From the note by analyst Erik Woodring to sent to clients Wednesday that landed on my desktop Saturday:

High-end consumer spending intentions are starting to deteriorate... representing a growing risk to consumer hardware companies... As a result, we are cutting estimates and PTs across our consumer hardware coverage... and downgrading Sonos to EW (from OW), leaving Apple as our only consumer hardware Overweight.

Apple remains our only consumer hardware Overweight, but is not fully immune from a slowdown in consumer spending. With a loyal installed base of 1.1B+ users, greater exposure to the high-end vs. low-end consumer, ability to invest through cycles, and strong FCF/ROIC, we believe Apple is the best positioned company in our coverage to weather a consumer downturn. Apple historically shows greater insulation from economic cycles, outperforming our coverage by 18 points, on average, late in the economic cycle, and is entering 2 separate product launches which generally get priced in 6-9 months ahead of time (iPhone 14 launch in September & a rumored AR/VR headset release in 2023).

However, in our view, it would be shortsighted to believe Apple is completely immune to a weaker consumer, as Apple's Y/Y revenue growth has a high correlation to changes in US consumer net worth, particularly the top two quintiles. Furthermore, Apple revenue has had a 0.74 correlation to the S&P 500 over the past 5 years, which makes sense given equity prices partially influence high-end consumers propensity to spend. By product, iPhone revenue is the least correlated to equity prices (0.51 correlation) – showing relative defensibility, given how critical the iPhone are to consumers' lives – while Services is the most correlation (0.96 correlation).

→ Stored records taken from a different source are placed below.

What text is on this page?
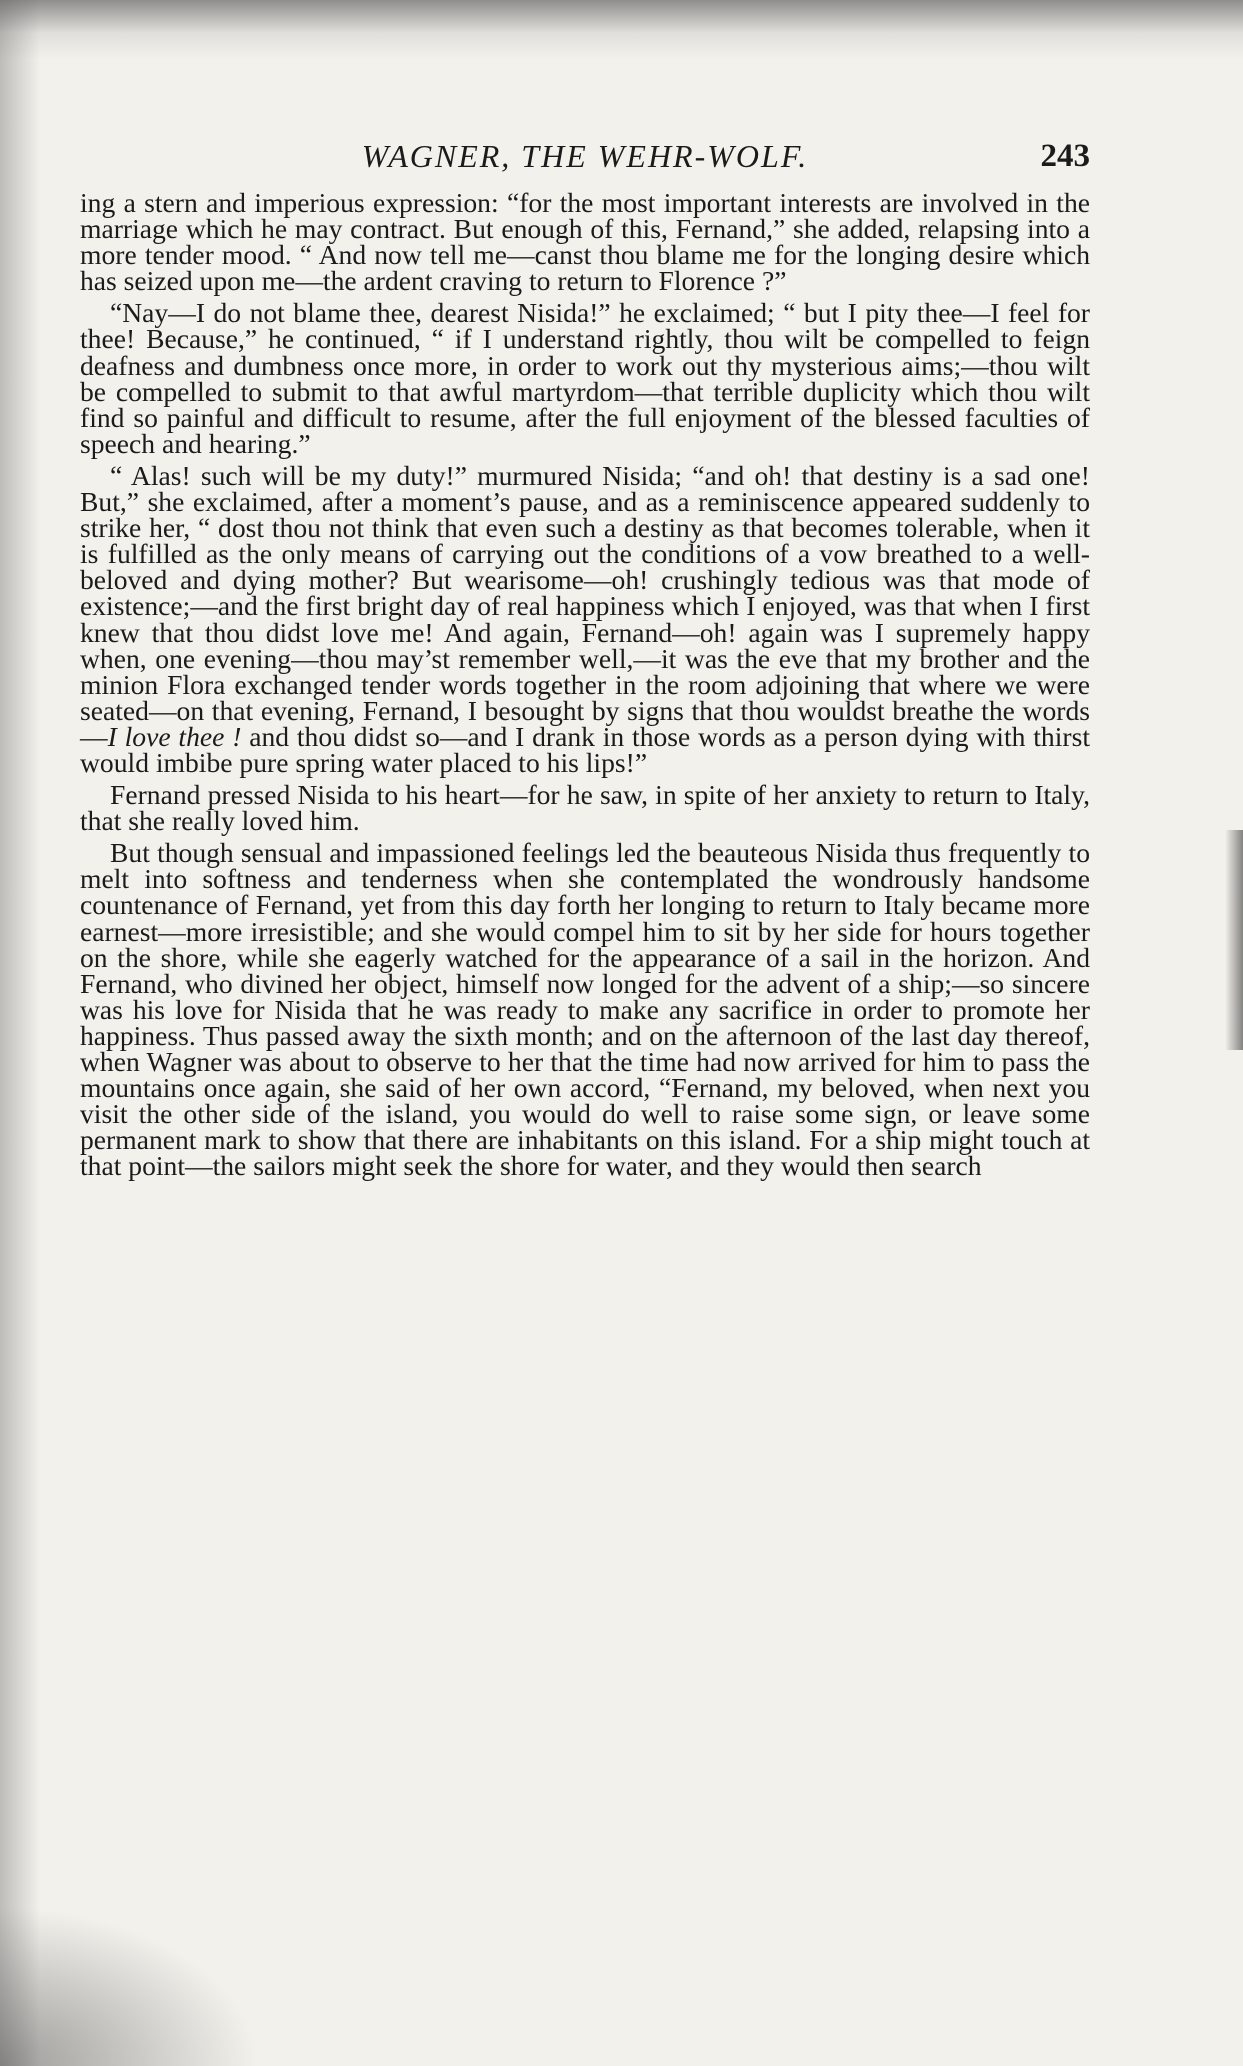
WAGNER, THE WEHR-WOLF.	243

ing a stern and imperious expression: “for the most important interests are involved in the marriage which he may contract. But enough of this, Fernand,” she added, relapsing into a more tender mood. “ And now tell me—canst thou blame me for the longing desire which has seized upon me—the ardent craving to return to Florence ?”

“Nay—I do not blame thee, dearest Nisida!” he exclaimed; “ but I pity thee—I feel for thee! Because,” he continued, “ if I understand rightly, thou wilt be compelled to feign deafness and dumbness once more, in order to work out thy mysterious aims;—thou wilt be compelled to submit to that awful martyrdom—that terrible duplicity which thou wilt find so painful and difficult to resume, after the full enjoyment of the blessed faculties of speech and hearing.”

“ Alas! such will be my duty!” murmured Nisida; “and oh! that destiny is a sad one! But,” she exclaimed, after a moment’s pause, and as a reminiscence appeared suddenly to strike her, “ dost thou not think that even such a destiny as that becomes tolerable, when it is fulfilled as the only means of carrying out the conditions of a vow breathed to a well-beloved and dying mother? But wearisome—oh! crushingly tedious was that mode of existence;—and the first bright day of real happiness which I enjoyed, was that when I first knew that thou didst love me! And again, Fernand—oh! again was I supremely happy when, one evening—thou may’st remember well,—it was the eve that my brother and the minion Flora exchanged tender words together in the room adjoining that where we were seated—on that evening, Fernand, I besought by signs that thou wouldst breathe the words—I love thee ! and thou didst so—and I drank in those words as a person dying with thirst would imbibe pure spring water placed to his lips!”

Fernand pressed Nisida to his heart—for he saw, in spite of her anxiety to return to Italy, that she really loved him.

But though sensual and impassioned feelings led the beauteous Nisida thus frequently to melt into softness and tenderness when she contemplated the wondrously handsome countenance of Fernand, yet from this day forth her longing to return to Italy became more earnest—more irresistible; and she would compel him to sit by her side for hours together on the shore, while she eagerly watched for the appearance of a sail in the horizon. And Fernand, who divined her object, himself now longed for the advent of a ship;—so sincere was his love for Nisida that he was ready to make any sacrifice in order to promote her happiness. Thus passed away the sixth month; and on the afternoon of the last day thereof, when Wagner was about to observe to her that the time had now arrived for him to pass the mountains once again, she said of her own accord, “Fernand, my beloved, when next you visit the other side of the island, you would do well to raise some sign, or leave some permanent mark to show that there are inhabitants on this island. For a ship might touch at that point—the sailors might seek the shore for water, and they would then search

Maintains Overweight, lowers target to $185 from $195.

My take: Interesting that Huberty's name is not on this one.

2 Comments

  1. Michael Goldfeder said:
    @PED: The obvious reason Katy’s name isn’t attached to this note is that it skews the factually accurate numbers of 1.85 billion Apple “devices” into an extremely deceptive figure: “With a loyal installed base of 1.1B+ users.” Typical crap that while “technically correct as it does say; “1.1B+ users” it’s set forth in the usual snide and deceptive manner to imply “just a wee bit” over 1.1B. Perhaps this note came from the same “Block Trading Unit” that is currently under investigation by both “Governmental Prosecutors” and Regulators?